Diriwayatkan oleh Imam Ahmad dalam Fadhail ash-Shahabah bahwa Aslam radhiyallahu ‘anhu bercerita :
Suatu malam aku keluar bersama Umar bin Al-Khattab Radhiyallahu ‘anhu ke dusun Waqim. Ketika kami sampai di Shirar kami melihat ada api yang dinyalakan. Umar Radhiyallahu ‘anhu berkata: “Wahai Aslam Radhiyallahu ‘anhu di sana ada musafir yang kemalaman, mari kita ke sana menemui mereka.” Kami segera mendatangi mereka dan ternyata di sana ada seorang wanita bersama anak-anaknya sedang menunggui periuk yang diletakkan di atas api, sementara anak-anaknya menangis. Umar Radhiyallahu ‘anhu bertanya: “Assalamu ‘alaiki wahai pemilik api.” Wanita itu menjawab: “Wa alaikas salam.” Umar Radhiyallahu ‘anhu berkata: “Kami boleh mendekat?” Dia menjawab: “Terserah kalian!” Umar Radhiyallahu ‘anhu segera mendekat dan bertanya: “Ada apa gerangan dengan kalian?” Wanita itu menjawab: “Kami kemalaman dalam perjalanan serta kedinginan.” Umar Radhiyallahu ‘anhu kembali bertanya: “Kenapa anak-anak itu menangis?” Wanita itu menjawab: “Karena lapar.” Umar Radhiyallahu ‘anhu kembali bertanya: “Apa yang engkau masak di atas api itu?” Dia menjawab: “Air agar aku dapat menenangkan mereka hingga tertidur. Dan Allah Azza wa Jalla kelak yang akan jadi hakim antara kami dengan Umar Radhiyallahu ‘anhu ” (Fadhail ash-Shahabah, 1/290)
“Maka Umar Radhiyallahu ‘anhu menangis dan segera berlari pulang menuju gudang tempat penyimpanan gandum.
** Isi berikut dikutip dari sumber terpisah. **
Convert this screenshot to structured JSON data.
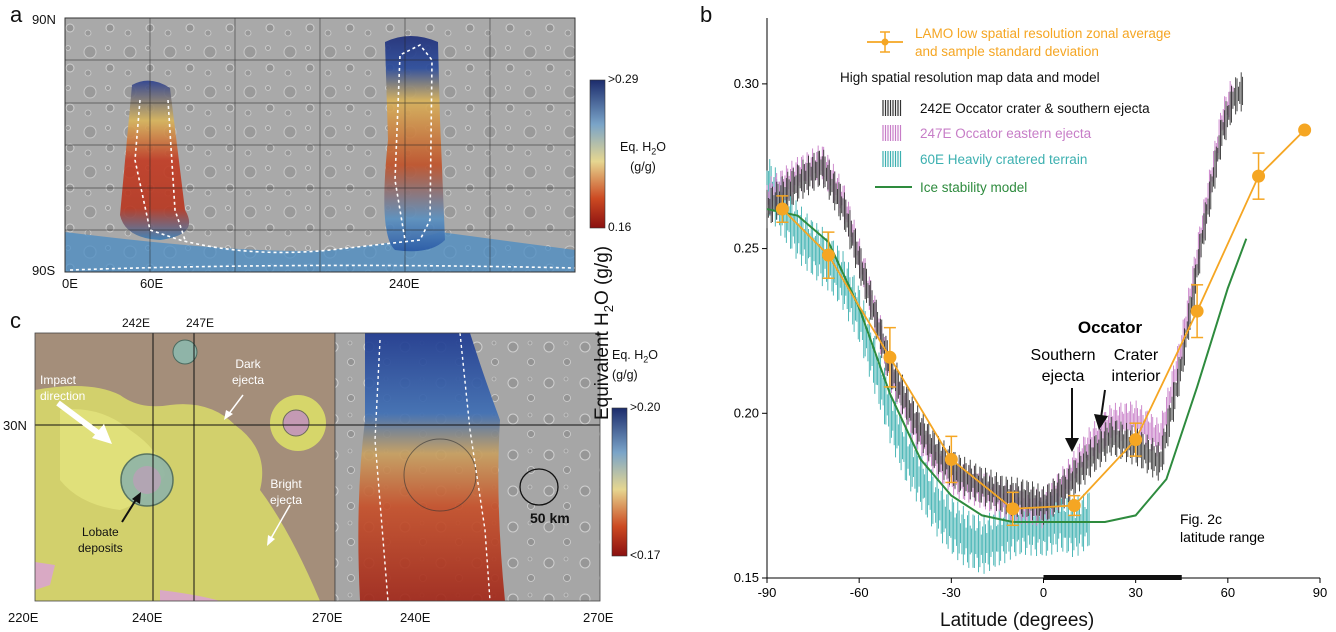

Ia segera mengeluarkan sekarung gandum dan satu ember daging, sambil berkata: “Wahai Aslam Radhiyallahu ‘anhu naikkan karung ini ke atas pundakku.” Aslam Radhiyallahu ‘anhu berkata: “Biar aku saja yang membawanya.” Umar Radhiyallahu ‘anhu menjawab: “Apakah engkau mau memikul dosaku kelak di hari Kiamat?” Maka ia segera memikul karung tersebut di atas pundaknya dan kembali mendatangi tempat wanita itu. Setelah meletakkan karung tersebut ia segera mengeluarkan gandum dan memasukkannya ke dalam periuk. Setelah itu ia memasukkan daging ke dalamya. Umar Radhiyallahu ‘anhu berusaha meniup api di bawah periuk hingga asap menyebar di antara jenggotnya untuk beberapa saat. Setelah itu Umar Radhiyallahu ‘anhu menurunkan periuk dari atas api dan berkata: “Berikan aku piring kalian!”. Setelah piring diletakkan Umar Radhiyallahu ‘anhu segera menuangkan isi periuk ke dalam piring itu dan menghidangkannya kepada anak-anak wanita itu dan berkata: “Makanlah.” Maka anak-anak itupun makan hingga kenyang. Wanita itu berdoa untuk Umar Radhiyallahu ‘anhu agar diberi ganjaran pahala sementara dia sendiri tidak mengenal Umar Radhiyallahu ‘anhu.” (Fadhail ash-Shahabah, 1/290)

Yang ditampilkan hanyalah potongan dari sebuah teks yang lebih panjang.